In the first iteration, there likely is only two points on the roadmap – the vision/desired outcomes and the starting point. It is essential that healthcare organizations understand where they are now in terms of FHIR readiness, and what they need to do to prepare for it and get the best results.
Gaining a real understanding of where an organization is now in terms of FHIR readiness must be comprehensive and include assessing applications, technologies, infrastructure, policies, staffing, skills and more.
The workshop should also start the ball rolling on:
- Selecting areas for modernization, compliance and new revenue channels
- Identifying digital healthcare ecosystem participation opportunities and balancing providers versus consumer, outlining required partner profiles, identifying customer value streams
- Defining the API monetization strategies, data points, price plans and so on
- Agree to build a transformation plan.
After that, organizations need to take a deeper dive, breaking down activities such as build versus buy decisions for selected legacy components.
The roadmap needs to be expanded as these issues are discussed and populated with step-by-step transformation of components to adhere to FHIR’s standards to help construct the transformation plan.
Finally, organizations need to have a good grasp of the skills and competencies their IT teams will need, how that fits with the current profile, and plot the best way to close the gap.
Each of the steps outlined above looks straightforward at first glance, but in fact is complex with each phase of planning having a profound impact on the ones that follow. Consistency, continuity and flexibility are critical for the organization to gain business and operational agility – while carrying on business as usual and avoiding slow and expensive retro-engineering later.
Expert help is an important option
Health organizations should consider engaging a specialist firm that is expert in the use of proven tools, to promote and speed the adoption and widespread use of APIs. Specialist help and tools can massively shorten the time to delivering the business and operational benefits of APIs.
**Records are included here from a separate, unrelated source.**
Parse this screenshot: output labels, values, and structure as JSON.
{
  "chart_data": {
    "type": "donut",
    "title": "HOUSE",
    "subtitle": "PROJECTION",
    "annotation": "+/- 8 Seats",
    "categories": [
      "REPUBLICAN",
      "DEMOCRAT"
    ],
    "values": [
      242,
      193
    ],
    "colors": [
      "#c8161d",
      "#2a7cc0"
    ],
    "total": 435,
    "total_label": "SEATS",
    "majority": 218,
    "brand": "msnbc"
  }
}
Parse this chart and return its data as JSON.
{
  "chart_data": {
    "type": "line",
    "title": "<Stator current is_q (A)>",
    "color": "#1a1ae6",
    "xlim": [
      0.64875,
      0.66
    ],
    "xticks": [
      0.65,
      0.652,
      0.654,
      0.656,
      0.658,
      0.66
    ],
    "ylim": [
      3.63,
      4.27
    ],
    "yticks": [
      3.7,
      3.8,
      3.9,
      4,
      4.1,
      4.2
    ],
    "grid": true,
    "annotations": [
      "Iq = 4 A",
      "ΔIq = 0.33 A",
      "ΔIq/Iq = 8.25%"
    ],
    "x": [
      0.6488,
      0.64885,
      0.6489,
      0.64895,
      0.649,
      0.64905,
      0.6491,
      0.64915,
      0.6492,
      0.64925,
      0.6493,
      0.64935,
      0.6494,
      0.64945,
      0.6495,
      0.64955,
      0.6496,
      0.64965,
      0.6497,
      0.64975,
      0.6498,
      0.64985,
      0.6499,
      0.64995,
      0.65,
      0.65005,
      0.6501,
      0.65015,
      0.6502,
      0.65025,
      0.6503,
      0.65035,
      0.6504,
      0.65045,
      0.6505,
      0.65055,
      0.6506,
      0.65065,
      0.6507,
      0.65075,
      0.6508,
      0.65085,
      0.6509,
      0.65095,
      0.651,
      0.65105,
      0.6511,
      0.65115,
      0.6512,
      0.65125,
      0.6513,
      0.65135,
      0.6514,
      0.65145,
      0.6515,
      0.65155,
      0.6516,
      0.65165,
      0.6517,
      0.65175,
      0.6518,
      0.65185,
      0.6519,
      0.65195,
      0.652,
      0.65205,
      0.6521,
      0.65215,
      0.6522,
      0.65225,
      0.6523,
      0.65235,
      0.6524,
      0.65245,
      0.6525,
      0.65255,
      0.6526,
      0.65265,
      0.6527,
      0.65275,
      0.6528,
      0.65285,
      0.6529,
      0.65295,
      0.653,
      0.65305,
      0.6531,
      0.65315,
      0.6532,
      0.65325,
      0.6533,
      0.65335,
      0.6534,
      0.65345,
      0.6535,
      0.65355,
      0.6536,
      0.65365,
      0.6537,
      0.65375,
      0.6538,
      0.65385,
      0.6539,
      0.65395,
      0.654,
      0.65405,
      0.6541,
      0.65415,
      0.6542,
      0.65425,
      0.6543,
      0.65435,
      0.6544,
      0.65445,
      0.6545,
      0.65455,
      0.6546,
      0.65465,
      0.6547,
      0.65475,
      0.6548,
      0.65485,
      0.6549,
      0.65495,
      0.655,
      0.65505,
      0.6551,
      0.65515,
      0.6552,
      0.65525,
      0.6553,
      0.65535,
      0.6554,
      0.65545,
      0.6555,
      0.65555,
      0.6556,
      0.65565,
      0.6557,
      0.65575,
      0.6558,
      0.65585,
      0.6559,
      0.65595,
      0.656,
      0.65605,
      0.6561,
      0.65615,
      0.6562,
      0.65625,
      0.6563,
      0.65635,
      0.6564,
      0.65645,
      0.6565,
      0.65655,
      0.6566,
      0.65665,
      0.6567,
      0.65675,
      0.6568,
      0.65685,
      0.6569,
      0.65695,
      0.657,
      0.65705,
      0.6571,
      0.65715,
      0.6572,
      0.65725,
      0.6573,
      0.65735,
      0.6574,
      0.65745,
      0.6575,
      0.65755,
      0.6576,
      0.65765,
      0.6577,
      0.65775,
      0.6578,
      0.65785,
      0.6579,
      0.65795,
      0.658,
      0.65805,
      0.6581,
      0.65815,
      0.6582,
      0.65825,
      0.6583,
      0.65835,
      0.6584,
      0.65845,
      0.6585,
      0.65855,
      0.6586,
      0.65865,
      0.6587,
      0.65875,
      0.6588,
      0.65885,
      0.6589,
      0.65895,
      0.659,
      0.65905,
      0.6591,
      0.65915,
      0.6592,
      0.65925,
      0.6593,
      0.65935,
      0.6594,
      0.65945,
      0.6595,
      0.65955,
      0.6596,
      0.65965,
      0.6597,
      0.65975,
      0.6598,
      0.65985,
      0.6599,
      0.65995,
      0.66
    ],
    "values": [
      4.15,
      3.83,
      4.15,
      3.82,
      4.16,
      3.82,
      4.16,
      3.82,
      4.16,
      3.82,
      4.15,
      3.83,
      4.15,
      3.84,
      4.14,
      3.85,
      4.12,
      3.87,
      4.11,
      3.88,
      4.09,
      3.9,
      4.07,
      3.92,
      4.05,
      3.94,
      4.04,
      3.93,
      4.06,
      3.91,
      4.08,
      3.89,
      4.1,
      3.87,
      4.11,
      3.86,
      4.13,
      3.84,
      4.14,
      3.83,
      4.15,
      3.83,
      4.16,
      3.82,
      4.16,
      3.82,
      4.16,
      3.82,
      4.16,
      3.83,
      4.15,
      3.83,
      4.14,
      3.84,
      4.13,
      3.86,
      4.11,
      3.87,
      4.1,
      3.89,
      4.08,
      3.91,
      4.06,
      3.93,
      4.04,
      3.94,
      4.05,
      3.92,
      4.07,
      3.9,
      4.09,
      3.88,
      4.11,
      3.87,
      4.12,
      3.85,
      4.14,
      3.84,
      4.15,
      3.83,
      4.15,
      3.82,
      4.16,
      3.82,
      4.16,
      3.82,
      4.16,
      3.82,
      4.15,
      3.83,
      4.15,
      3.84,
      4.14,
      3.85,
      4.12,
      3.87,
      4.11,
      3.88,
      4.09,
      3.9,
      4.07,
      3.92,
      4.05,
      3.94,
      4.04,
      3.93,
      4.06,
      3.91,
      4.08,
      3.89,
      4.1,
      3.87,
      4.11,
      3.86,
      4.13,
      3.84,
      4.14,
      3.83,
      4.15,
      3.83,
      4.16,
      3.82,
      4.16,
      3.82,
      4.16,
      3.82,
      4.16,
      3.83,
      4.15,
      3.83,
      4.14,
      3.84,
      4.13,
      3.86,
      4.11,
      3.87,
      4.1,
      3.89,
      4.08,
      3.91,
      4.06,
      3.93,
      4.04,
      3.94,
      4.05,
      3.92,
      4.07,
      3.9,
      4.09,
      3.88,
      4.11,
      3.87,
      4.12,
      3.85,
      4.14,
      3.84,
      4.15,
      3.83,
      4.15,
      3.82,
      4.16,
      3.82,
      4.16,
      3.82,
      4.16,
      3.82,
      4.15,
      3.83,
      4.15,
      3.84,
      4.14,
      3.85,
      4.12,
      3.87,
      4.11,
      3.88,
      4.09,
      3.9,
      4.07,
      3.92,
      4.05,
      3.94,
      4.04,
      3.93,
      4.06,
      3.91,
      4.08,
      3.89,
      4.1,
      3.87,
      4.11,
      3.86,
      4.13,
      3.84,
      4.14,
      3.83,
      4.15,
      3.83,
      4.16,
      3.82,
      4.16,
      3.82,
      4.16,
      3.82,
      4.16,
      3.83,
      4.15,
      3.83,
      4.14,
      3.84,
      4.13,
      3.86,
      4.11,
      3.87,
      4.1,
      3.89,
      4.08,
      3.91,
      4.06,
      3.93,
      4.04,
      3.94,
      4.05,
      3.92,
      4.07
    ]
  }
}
The graphic below shows the API lifecycle as well as where some of the most popular tools on the market come into play. Just to give a flavor of what these tools can do in expert hands:
AutoStub® can speed up API development by up to 20% as it can reduce build time by designing, prototyping, documenting and testing APIs using a functional mock that allows developers to work with APIs before they are fully implemented.
Deplomatic can reduce governance costs by 35% as an API-first, integration-friendly tool for quickly creating and maintaining cloud-native data environments that run on containers. It and ensures deployments are less error-prone and more repeatable.
AutomatonTM can reduce test effort by 30% as multiple award-winning, no-code tool that automates testing of data interfaces, APIs, user interface components and all the other elements of an application. The simple interface means users can run tests without coding knowledge.
DigitMarketTM Microgateway support seamless management of API cycles – when a number of APIs are in use simultaneously, it helps monetize applications and monitor security from one place – the publisher portal – without the user needing any knowledge of coding.

As Micky Tripathi, Ph.D., national coordinator for health information technology, said at the launch of TEFCA, “Simplified nationwide connectivity for providers, health plans, individuals, and public health is finally within reach.”
The expertise, tools and technology exist to ensure that every healthcare entity doesn’t let this once-in-a-generation opportunity slip through its fingers.